OBJETIVOS DE APRENDIZAGEM:
1. Explicar a respeito das trocas alvéolo-capilares e o transporte de gases;
Troca gasosa:
Após o processo de ventilação com o ar atmosférico, ocorre a difusão do oxigênio
(O2) dos alvéolos para o sangue e a difusão do dióxido de carbono (CO2) do sangue para
os alvéolos e, para que esse processo ocorra de forma adequada, o alvéolo deve sofrer o
processo de perfusão, ou seja, chegada do sangue.
Difusão gasosa: o processo de difusão dos gases é promovida pelo movimento
cinético das próprias moléculas, sendo que ocorre da área de alta pressão para a de menor
pressão.
O volume de ar alveolar substituído por ar atmosférico novo a cada ciclo respiratório
é de apenas um sétimo do total, de maneira que são necessárias múltiplas respirações para
ocorrer a troca da maior parte do ar alveolar.
A concentração de O2 nos alvéolos, bem como sua pressão parcial, são controladas
por dois mecanismos: 1 – intensidade de absorção de O2 pelo sangue; 2 -intensidade de
entrada de novo O2 nos pulmões pelo processo ventilatório. Já o CO2 é continuamente
formado no corpo e transportado no sangue para os alvéolos, sendo, de modo contínuo,
removido dos alvéolos pela ventilação. Além disso, vale destacar que a PCO2 alveolar
eleva diretamente na proporção da excreção de CO2, e diminui na proporção inversa da
ventilação alveolar.
Observa-se que a composição geral do ar expirado é determinada por: 1 –
quantidade de ar expirado do espaço morto e 2 – pela quantidade de ar alveolar.

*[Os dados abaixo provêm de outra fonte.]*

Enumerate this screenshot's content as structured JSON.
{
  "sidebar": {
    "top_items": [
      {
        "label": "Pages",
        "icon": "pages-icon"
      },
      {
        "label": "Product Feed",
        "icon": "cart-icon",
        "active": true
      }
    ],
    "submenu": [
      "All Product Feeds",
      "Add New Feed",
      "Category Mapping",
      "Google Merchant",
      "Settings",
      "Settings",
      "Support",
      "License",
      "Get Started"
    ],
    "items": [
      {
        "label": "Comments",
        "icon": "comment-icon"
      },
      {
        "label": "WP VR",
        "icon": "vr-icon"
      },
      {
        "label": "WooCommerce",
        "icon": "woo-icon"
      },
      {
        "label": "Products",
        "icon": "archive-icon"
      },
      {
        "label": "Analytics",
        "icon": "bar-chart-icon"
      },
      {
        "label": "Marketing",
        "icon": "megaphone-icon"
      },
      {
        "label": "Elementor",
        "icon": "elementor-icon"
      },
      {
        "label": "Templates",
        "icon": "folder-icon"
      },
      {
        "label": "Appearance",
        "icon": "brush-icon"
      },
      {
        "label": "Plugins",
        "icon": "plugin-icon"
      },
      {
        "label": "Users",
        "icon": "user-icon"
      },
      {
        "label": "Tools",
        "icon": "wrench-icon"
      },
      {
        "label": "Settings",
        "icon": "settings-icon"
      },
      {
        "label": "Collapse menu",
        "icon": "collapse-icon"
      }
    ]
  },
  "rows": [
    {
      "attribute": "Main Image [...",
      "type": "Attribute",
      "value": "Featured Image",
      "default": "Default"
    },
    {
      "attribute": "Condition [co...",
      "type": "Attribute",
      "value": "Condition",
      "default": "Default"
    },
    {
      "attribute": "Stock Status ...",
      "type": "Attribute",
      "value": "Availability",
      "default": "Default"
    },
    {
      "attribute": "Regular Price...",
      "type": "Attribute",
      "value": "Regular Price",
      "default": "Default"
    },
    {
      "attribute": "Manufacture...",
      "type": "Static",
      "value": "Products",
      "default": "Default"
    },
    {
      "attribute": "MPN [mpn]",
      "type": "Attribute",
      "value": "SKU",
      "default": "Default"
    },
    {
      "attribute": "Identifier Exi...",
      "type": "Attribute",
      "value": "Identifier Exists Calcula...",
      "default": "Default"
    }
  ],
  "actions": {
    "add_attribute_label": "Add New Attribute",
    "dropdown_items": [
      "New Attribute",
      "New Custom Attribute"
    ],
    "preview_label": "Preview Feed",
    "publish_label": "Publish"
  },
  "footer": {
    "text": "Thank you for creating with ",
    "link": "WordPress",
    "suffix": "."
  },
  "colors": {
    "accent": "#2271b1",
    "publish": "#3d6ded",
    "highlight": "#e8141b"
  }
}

Sabe-se que a troca gasosa entre o ar alveolar e o sangue pulmonar se dá através
das membranas de todas as porções terminais dos pulmões, e não apenas nos alvéolos,
sendo essas membranas conhecidas coletivamente como membrana respiratória ou
membrana pulmonar. Essa membrana é constituída de camada de líquido contendo
surfactante (reveste o alvéolo e reduz a tensão superficial do líquido alveolar), epitélio
alveolar (composto por células epiteliais finas), membrana basal epitelial, espaço intersticial
delgado entre o epitélio alveolar e a membrana capilar, membrana basal capilar e a
membrana do endotélio capilar.
A espessura da membrana respiratória e a área de superfície dela são dois fatores
que podem afetar a intensidade de difusão gasosa. Nesse sentido, a espessura pode
aumentar em algumas situações, como em decorrência de líquido de edema no espaço
intersticial da membrana e nos alvéolos, de maneira que os gases da respiração precisam
se difundir não só através da membrana, mas também por esse líquido, ou em situações
como as de fibrose pulmonar, que pode aumentar de forma considerável a espessura de
algumas porções da membrana. Além disso, algumas situações podem fazer com que a
área de superfície da membrana respiratória seja reduzida, como na remoção total de um
pulmão e no enfisema, quando muitos alvéolos coalescem, com dissolução de muitas
paredes alveolares.
Transporte de gases:
A maior parte do transporte de O2 nos capilares dos tecidos é realizado pela
hemoglobina. Essa ligação é feita de forma frouxa e reversível, sendo “determinada” pela
PO2. Quando está alta, como nos capilares pulmonares, o O2 se liga à hemoglobina, mas
quando PO2 está baixa, como nos capilares teciduais, o O2 é liberado da hemoglobina.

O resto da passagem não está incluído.